While working as a Hollywood extra back in 1935, David Niven was offered a seven-year contract by Sam Goldwyn, the details of which may well indicate what Hjördis was presented with. David recalled Goldwyn saying:
“I’ll pay you very little, and I won’t put you in a Goldwyn picture till you’ve learned your job. Go out and tell the studios you’re under contract to Goldwyn, do anything they offer you, get experience, work hard, and in a year or so, if you’re any good – I’ll give you a role.”
David snapped up his chance, but it did not appeal to Hjördis. Importantly she said that she wasn’t interested in going to Hollywood to work in bit parts or as an extra. Her 1947 interviewer stated: “She has a much better chance modelling she believes.”
Other snippets from the August 1947 article included: “She can cook (but hates it), sews and designs her own clothes, loves swimming and has taken up golf, but doesn’t ski.” Asked for her opinion on American men, she was slightly vague: “I haven’t any opinion [OK, very vague]. Since I came back to America the men I have met have almost all been European.”
Hjördis’ New York modelling career did not begin as expected, compared with her previous experiences within the comfortable world of NK in Stockholm:
“It was really quite terrible. There were about twenty girls – all top models in New York – placed in a row and inspected like animals exhibited at market. I have rarely been involved in anything so unpleasant, and I left without even waiting for my turn. I simply don’t understand how such skilled and recognised professional as those models could find themselves in such a situation!”
“Then I became acquainted with a very nice, polite lady who worked at Town & Country (a Hearst-owned magazine aimed at socialites and café society) and through her I worked with them as a photo model. That was something completely different. A well-paid job that I enjoyed!”
Out of order
As well as carving out a career, or careers, Hjördis had apparently been planning to marry Igor Cassini, a man whose current wife had the freedom to pursue a high-profile career parallel to his own.
“While in New York,” Hollywood gossip queen Hedda Hopper wrote, “her constant companion was Cholly Knickerbocker.” Not according to Hjördis, who mentioned that Cassini was usually unavailable. Things were not working out.

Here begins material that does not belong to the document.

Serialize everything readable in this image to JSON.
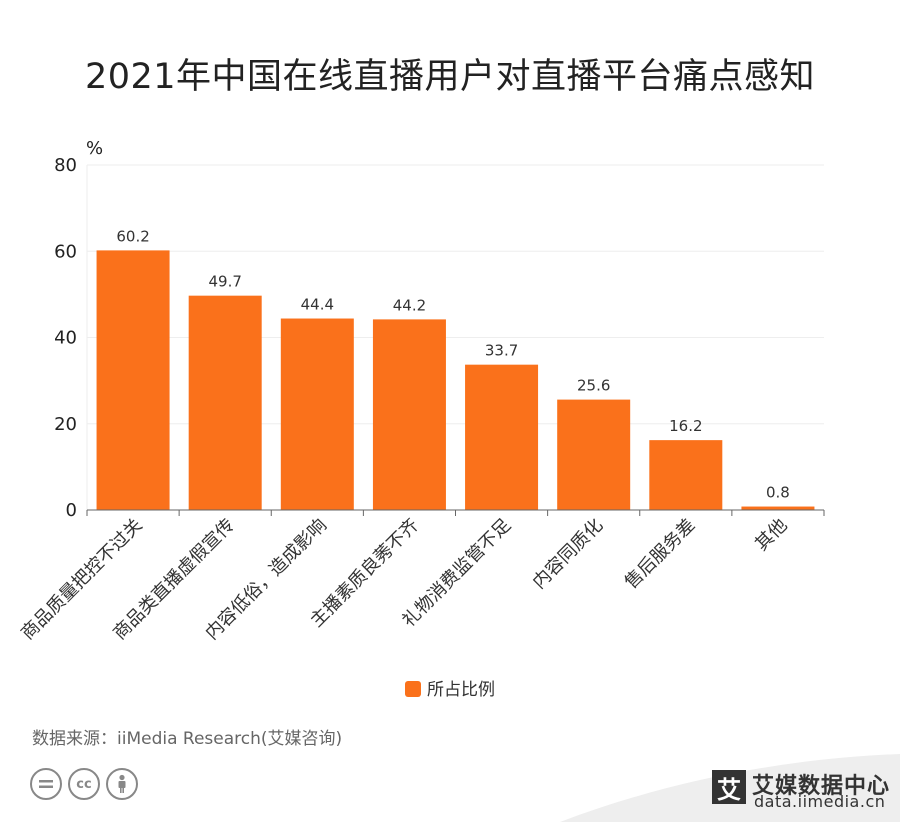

According to Igor, “everything went without a hitch” and there was only one moment in their relationship when Hjördis showed irritation – after he took her to a restaurant to meet Joseph Kennedy, the patriarch of the Kennedy clan. When Igor shuffled off to the rest-room, good old Joe made a pass at Hjördis:
“I could not understand why (she was annoyed) until she explained that Joe suggested setting her up in a lovely little apartment if she ever had any trouble with me. He came on strong. Whether Joe did it to help me or screw me [my bet’s heavily on the latter], it did not improve our relationship.”
The major issue was that Igor was still married, to a “good Catholic girl”, which Joseph Kennedy was able to play upon. By July rumours were reaching Sweden of Hjördis’ intention to marry Igor, and must also, surely, have reached Austine Cassini.
“Bootsie was my wife,” Igor said, “and for various reasons I was reluctant to break with her definitively. We had been very much in love before the war.” Bootsie however was not so reluctant, and set out to definitively break with Igor.